Peindre l'enfer sur l'enfer, rajouter le négatif au négatif, chanter la beauté du négatif, comme titrait bêtement un auteur à propos de Debord, c'est le plus facile.

L'époque y invite furieusement.

La faiblesse des personnalités, le caractère excessivement anxiogène des conditions de l'existence, les grandes mégalopoles, l'insécurité des moyens d'existence, la violence omniprésente, le spectacle de la destruction et du déchiquètement des hommes, un peu partout sur la planète, auquel chacun est constamment confronté, la drogue — toutes les variétés de drogues —, l'alcool — toutes les variétés d'alcools —, la profusion de tout cela, même pour les plus démunis, qui fait voler en éclats des surmoi à peine constitués, totalement affaiblis, voilà qui rend aisé pour chacun le dévoilement de l'enfer et la description des abîmes infernaux.

Élaborer des meurtres subtils, planifier la destruction de peuples entiers, ou, plus modestement, écrire des romans chargés de fiel, de venin et de négativité, marqués par le désespoir — voir ce que dit Lautréamont du désespoir, et où, selon lui, il mène — : voilà ce à quoi invite l'époque.
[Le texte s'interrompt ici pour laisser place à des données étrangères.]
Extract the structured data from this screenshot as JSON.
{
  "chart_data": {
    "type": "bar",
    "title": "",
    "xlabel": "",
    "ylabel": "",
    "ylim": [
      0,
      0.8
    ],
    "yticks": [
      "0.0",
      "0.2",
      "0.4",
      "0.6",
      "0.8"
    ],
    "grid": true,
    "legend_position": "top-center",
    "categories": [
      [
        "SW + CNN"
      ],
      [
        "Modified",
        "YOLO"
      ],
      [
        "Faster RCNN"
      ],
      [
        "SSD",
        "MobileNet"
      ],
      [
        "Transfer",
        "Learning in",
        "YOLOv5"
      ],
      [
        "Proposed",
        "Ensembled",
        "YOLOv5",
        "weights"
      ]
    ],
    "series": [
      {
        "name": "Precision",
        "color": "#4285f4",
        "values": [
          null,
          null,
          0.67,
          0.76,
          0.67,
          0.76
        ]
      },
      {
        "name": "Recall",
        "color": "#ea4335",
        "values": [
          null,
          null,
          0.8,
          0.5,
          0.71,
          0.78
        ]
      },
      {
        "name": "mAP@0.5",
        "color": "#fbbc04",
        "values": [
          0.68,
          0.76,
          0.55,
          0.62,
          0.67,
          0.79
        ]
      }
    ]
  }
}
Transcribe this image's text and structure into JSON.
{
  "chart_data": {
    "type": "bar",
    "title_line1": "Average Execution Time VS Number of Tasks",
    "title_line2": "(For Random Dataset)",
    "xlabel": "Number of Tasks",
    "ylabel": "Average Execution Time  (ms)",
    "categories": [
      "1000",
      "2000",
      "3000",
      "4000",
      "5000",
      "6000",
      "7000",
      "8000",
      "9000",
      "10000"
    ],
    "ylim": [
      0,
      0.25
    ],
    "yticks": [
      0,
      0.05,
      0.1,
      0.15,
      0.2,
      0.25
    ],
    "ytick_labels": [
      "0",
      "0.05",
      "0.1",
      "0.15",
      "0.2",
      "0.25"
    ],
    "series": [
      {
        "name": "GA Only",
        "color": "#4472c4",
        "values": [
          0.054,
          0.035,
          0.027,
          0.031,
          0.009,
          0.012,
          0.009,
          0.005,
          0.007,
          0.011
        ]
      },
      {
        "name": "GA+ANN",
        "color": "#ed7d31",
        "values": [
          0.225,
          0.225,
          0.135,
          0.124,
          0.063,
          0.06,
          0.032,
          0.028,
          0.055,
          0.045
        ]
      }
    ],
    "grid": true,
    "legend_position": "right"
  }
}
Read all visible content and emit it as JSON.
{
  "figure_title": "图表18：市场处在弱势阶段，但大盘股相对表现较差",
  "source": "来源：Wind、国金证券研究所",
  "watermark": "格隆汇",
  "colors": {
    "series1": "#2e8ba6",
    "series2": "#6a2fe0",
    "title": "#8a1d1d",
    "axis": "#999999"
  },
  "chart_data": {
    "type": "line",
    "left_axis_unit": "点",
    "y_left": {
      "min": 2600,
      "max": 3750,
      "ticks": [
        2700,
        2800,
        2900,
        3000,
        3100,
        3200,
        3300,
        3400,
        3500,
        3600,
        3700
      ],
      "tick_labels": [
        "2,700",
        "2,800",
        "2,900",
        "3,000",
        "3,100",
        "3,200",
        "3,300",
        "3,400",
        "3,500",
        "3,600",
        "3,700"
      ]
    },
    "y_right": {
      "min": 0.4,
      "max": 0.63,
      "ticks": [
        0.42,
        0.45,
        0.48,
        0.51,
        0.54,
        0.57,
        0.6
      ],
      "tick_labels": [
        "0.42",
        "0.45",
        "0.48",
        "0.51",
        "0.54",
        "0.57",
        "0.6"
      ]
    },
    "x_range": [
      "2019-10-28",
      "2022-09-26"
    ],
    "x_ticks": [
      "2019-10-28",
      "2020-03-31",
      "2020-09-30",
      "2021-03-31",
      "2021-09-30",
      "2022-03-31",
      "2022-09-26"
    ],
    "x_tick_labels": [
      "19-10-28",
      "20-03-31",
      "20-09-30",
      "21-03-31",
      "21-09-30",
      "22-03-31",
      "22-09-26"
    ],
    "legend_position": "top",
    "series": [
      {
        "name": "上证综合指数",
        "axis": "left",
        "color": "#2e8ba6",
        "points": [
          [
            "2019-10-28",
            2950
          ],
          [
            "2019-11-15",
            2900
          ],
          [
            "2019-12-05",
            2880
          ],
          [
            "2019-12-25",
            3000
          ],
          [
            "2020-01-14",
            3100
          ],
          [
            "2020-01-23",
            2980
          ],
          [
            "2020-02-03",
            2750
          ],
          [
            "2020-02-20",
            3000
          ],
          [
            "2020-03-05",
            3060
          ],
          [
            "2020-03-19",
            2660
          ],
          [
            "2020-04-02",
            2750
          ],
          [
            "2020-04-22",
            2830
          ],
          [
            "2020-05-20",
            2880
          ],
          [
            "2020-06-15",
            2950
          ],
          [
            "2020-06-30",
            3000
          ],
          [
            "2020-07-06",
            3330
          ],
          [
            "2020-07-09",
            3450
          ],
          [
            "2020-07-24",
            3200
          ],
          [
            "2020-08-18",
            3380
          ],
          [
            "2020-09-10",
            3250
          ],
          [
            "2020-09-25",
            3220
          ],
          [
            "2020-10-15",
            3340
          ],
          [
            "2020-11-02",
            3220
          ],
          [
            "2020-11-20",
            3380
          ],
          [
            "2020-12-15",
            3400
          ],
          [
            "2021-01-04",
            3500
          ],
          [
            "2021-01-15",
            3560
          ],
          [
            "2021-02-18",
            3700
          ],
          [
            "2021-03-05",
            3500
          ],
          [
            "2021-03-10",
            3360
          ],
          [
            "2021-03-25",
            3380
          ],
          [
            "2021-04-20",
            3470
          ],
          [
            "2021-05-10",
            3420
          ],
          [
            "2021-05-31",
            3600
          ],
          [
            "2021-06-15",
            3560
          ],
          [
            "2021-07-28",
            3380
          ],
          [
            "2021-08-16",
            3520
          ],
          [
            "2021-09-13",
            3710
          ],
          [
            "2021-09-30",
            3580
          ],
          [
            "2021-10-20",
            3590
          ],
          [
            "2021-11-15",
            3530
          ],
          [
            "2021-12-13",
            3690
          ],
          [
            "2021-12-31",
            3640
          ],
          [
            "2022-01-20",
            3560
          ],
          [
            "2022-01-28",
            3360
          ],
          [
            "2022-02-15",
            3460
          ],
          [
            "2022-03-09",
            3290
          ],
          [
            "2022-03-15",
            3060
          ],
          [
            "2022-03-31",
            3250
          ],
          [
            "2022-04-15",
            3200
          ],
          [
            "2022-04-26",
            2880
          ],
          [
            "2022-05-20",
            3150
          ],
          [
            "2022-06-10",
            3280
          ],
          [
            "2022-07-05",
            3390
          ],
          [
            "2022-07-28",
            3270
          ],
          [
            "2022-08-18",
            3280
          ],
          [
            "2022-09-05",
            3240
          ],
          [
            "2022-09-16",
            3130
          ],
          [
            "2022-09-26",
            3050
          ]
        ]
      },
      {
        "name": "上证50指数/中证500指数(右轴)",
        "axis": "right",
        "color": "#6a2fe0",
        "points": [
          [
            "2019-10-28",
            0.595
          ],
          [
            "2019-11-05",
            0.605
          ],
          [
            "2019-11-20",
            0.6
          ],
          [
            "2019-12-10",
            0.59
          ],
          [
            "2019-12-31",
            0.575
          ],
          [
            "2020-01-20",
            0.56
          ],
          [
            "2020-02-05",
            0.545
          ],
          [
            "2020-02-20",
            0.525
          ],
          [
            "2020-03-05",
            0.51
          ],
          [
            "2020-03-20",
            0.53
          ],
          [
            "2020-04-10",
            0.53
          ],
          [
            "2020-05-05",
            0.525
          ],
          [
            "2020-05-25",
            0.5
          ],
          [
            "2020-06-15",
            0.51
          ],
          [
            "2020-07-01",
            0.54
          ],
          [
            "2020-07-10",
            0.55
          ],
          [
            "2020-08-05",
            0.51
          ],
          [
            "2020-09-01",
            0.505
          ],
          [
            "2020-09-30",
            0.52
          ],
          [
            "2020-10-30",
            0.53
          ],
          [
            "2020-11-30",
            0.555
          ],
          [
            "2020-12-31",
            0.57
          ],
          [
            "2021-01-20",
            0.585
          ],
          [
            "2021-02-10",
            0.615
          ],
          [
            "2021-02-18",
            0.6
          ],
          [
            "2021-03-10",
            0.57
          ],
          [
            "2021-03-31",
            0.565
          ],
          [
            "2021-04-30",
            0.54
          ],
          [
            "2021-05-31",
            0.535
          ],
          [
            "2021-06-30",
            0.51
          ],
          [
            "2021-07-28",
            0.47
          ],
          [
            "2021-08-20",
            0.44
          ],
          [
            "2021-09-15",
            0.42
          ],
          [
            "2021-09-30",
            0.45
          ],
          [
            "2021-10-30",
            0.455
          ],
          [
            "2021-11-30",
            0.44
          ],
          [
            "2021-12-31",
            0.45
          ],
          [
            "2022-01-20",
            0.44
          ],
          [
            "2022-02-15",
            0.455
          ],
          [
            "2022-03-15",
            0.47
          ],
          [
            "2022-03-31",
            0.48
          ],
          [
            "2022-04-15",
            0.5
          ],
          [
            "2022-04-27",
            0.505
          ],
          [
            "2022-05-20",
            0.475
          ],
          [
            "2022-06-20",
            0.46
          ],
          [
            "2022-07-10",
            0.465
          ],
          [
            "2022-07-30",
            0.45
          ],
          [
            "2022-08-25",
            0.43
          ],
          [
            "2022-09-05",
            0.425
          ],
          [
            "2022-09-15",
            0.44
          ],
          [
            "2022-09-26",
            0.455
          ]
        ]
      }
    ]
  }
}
Mais découvrir au-delà de cela, le déploiement possible de l’humain dans la volupté et dans la jouissance — non pas dans celle sadique ou masochiste, et même “en transe”, que comprennent seulement l'injouissant et l'injouissante modernes, mais dans la volupté heureuse, extasiée — , construire la beauté, la poésie, l'art, dégager, par-delà l'enfer exploré, des voies claires, voilà l'avant-garde de ce temps, voilà les buts de l'avant-garde de ce temps, voilà ce que nul en dehors de nous — et de très peu d'autres — n’est capable de faire en ce moment. Pour cette simple raison que ce qui est au-delà de l'enfer n'intéresse, pour le moment, absolument personne, — tous étant absolument absorbés ou abattus ou accaparés etc. par l' “exploration”, la “découverte” de cet enfer ; la ruine perpétuellement subie et imposée par cet enfer.

Découvrir en soi des abîmes toujours plus meurtriers, toujours plus masochistes, toujours plus sadiquement dévastateurs, voilà ce qui fascine l’injouissant moderne. Très normalement.

Et seuls l'art, la littérature et la théorie qui exposent cela intéressent ces injouissants du présent.
Le reste leur paraît fade et sans intérêt.
C'est la figure du démoniaque aujourd'hui.

Il dit : “La rencontre n'est jamais possible. Imaginer la communion est ridicule. Rien n'est aussi excitant que la négativité. Le bonheur est sans histoire. Il n'y a pas d'art heureux. La littérature, le sexe sont un défouloir. Etc.”

Le mal se reconnaît toujours ainsi : il est assis à la table et il rit. Il a beaucoup de masques. Désespérés, cyniques, alcooliques mondains, dépravés notoires, notables en goguette, nymphettes ravagées, joyeux fêtards et autres ravis de la crèche, déclassés revenus de tout, voyous. Il n'attend rien que la mort, il est désespéré de tout ; c'est, comme disait Debord, celui à qui on a fait du mal. L'injouissant.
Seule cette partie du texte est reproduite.